Belize Diary

Dangerous Flora

This doesn’t run away: be very careful with it.

Chichem

Chichem

Drip drip drip: chichem oozes from a nearby tree. Taken by Jenny in 2003 with a Canon Elph. Click for bigger picture.

Ah, sap! It’s all New England and maple sugar candy, right? Not quite. Down in Belize, some trees ooze chichem, an entirely different type of sap. If it hits your bare skin, it causes a third-degree burn & massive welts (about 1/2" tall, I recall). Moreover, it has a tendency to spread, because it’s a sticky oil, so you have to be careful.

So how do you get hit by chichem? Basically by being inexperienced. A lot of students, when clearing brush, tend to be a bit wild when they swing their machetes, and hit nearby trees willy-nilly. (The Maya workers use much more short, controlled movements when using the machete). When the students hit the trees, the chichem flies, and hits… their bare skin, because the students are wearing short-sleeve shirts. Ouch.

There is a traditional cure. Take the red & peeling bark of the tree often growing nearby the chichem (the locals call it the “tourist tree”), boil it for some time & apply as a salve to the affected area. Magic!

Escoba

Escoba

I find this truly evil: escoba. Taken by Jenny in 2003 with a Canon Elph. Click for bigger picture

Sing, Muse, of the bane of my existence down in Belize! Picture it: you’re walking through the jungle (we’ll use the less politically correct term for this, as it’s more evocative of nature’s fundamental hostility), and you’re tripping over every !@!$#&£$! vine that’s crawling along the ground. As you stumble, you reach out to a young sapling to keep yourself upright and… you’re rewarded with a handful (literally) of needles. Meet escoba.

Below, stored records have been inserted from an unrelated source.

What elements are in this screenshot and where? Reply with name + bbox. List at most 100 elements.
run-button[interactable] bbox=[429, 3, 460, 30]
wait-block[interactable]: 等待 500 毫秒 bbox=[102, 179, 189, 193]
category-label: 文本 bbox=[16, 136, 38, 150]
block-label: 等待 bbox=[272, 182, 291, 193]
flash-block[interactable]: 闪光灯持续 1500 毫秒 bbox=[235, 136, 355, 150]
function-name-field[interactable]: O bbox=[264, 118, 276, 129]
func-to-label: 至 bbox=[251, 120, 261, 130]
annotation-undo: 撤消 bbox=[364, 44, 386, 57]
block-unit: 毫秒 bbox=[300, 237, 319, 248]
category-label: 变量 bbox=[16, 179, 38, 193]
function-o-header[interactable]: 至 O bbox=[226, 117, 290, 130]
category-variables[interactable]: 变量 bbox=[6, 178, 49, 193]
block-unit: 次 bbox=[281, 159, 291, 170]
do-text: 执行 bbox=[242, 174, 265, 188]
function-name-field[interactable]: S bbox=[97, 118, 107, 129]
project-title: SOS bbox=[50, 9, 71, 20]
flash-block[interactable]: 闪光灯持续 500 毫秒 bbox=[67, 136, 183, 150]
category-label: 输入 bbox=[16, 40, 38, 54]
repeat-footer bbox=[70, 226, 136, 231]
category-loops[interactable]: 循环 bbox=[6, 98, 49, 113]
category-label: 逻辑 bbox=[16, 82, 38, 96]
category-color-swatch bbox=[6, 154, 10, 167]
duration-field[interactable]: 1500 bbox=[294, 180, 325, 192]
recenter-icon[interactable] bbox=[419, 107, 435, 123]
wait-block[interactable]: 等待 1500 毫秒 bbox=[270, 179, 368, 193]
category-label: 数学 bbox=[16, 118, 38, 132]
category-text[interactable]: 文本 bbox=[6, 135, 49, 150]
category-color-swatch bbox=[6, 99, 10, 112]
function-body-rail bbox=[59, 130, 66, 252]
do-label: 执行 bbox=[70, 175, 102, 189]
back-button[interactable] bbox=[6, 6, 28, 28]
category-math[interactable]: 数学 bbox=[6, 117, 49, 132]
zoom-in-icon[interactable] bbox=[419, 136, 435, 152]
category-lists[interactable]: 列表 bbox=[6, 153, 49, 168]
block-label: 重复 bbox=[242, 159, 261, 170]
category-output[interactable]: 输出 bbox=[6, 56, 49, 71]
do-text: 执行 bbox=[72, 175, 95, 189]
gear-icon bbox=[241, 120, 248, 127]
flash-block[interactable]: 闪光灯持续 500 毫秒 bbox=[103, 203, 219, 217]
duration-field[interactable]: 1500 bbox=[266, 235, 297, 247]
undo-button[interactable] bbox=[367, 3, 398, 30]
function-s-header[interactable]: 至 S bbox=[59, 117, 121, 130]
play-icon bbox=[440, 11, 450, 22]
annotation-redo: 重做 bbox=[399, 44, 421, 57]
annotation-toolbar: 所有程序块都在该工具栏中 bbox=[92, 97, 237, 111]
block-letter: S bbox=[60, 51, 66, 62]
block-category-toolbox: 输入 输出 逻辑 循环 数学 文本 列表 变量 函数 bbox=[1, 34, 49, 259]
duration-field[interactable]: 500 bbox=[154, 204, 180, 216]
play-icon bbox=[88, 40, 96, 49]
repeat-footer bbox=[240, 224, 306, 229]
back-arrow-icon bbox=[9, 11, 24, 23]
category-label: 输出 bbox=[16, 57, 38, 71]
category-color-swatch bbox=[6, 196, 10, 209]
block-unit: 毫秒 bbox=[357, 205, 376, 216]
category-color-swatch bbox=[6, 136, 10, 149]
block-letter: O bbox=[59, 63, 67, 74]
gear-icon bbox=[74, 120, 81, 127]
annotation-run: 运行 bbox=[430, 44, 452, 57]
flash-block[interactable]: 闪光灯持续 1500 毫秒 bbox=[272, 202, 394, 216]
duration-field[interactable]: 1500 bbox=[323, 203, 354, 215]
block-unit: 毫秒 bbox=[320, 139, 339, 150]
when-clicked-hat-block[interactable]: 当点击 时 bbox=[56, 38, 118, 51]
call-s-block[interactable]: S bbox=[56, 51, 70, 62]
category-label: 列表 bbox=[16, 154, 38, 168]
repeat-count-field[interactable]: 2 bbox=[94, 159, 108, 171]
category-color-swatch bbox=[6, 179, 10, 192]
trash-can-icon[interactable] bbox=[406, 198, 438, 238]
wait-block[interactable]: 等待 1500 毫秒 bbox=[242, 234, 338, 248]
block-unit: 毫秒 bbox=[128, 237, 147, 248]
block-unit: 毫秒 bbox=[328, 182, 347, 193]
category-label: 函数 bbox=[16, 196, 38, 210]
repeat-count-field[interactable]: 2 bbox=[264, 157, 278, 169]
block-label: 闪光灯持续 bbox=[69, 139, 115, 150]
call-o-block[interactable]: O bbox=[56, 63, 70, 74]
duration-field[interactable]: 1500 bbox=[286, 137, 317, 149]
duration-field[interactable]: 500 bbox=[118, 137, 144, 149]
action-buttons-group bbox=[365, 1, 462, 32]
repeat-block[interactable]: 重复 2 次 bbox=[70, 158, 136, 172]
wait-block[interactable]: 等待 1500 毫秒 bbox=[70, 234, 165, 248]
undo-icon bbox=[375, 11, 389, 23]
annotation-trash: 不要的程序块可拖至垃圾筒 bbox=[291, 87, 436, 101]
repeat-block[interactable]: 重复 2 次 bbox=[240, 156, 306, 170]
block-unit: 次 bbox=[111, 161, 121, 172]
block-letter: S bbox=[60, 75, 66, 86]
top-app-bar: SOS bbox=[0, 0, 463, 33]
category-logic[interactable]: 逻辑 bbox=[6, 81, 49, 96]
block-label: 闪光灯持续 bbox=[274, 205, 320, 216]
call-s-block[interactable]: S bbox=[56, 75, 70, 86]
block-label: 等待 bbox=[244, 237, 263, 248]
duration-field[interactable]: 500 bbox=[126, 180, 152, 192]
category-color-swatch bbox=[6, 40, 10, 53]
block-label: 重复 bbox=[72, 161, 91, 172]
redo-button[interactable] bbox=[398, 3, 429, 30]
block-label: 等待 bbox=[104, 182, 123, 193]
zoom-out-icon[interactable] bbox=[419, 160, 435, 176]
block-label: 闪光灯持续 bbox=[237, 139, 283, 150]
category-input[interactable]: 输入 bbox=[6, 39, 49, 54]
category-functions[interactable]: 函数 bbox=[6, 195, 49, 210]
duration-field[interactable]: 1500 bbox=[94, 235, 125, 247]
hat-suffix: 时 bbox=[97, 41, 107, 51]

Oh, and while the needles piercing your flesh of course hurt, that’s not the real problem. No, the real problem is the mold growing on the underside of the needles that gives you a nasty infection.

I was never stuck with escoba, though not for lack of trying. I remember at one point thinking that it was better to take a tumble down a hill, and suffer whatever resulting consequences, than to grab onto this damned thing.

Bullhorn Acacia

Thorns

Keep your hands to yourself: thorns waiting for tasty flesh. Taken by Jenny in 2003 with a Canon Elph. Click for bigger picture

Julie Saul says that this is in all likelihood Bullhorn Acacia. A good name for it — the thorns do look like bull’s horns. In this example you see the more or less mature sapling with the large thorns sticking out. This you can see easily: it’s when they’re young, and all you have are these wispy, hair-like tendrils swirling about your head, with sharp little thorns that you don’t see until they’re two inches away, that you realise just how evil these things are.

But let’s up the nightmare quotient, shall we? When it’s mature, those thorns are hollow, and filled with… ants. So, when it sticks you, suddenly you’re covered with ants wondering what happened to their happy home.

This stuff is naturally cleared from paths that the student make through the jungle because it’s just so irritating. As far as I know, it’s not dangerous per se — after all, Jenny got stuck by some of this in 2004 (the young tendril kind, not the ant nightmare kind), and she appears to be all right. But I think it certainly merits its place on this page.

Strangler Figs

Strangler fig

Slowly taken over: a strangler fig takes another victim. Taken in 2003 with a Kodak DC290. Click for bigger picture

The danger here is not to people, but to trees. Strangler figs start to climb their host, and then then grow & grow around them. Eventually, they surround the tree — and strangle the life out of it. Eventually the tree rots away, and all you have is a massive strangler fig with a hollow core. All the while it’s dropping tendrils to the ground looking for another victim.

To tell the truth, I don’t know how prevalent these stranglers are: they seem to grow in patches, and other areas seem mercifully (for the trees at least) free of them. I didn’t see that many in the Dos Barbaras area, although when we went to Lamanai (where this photo was taken), there were quite a few. Also, I seem to recall seeing some at La Milpa. Perhaps they just weren’t big enough at Dos Barbaras.

Destructive as they are, I can’t help but be struck by their beauty.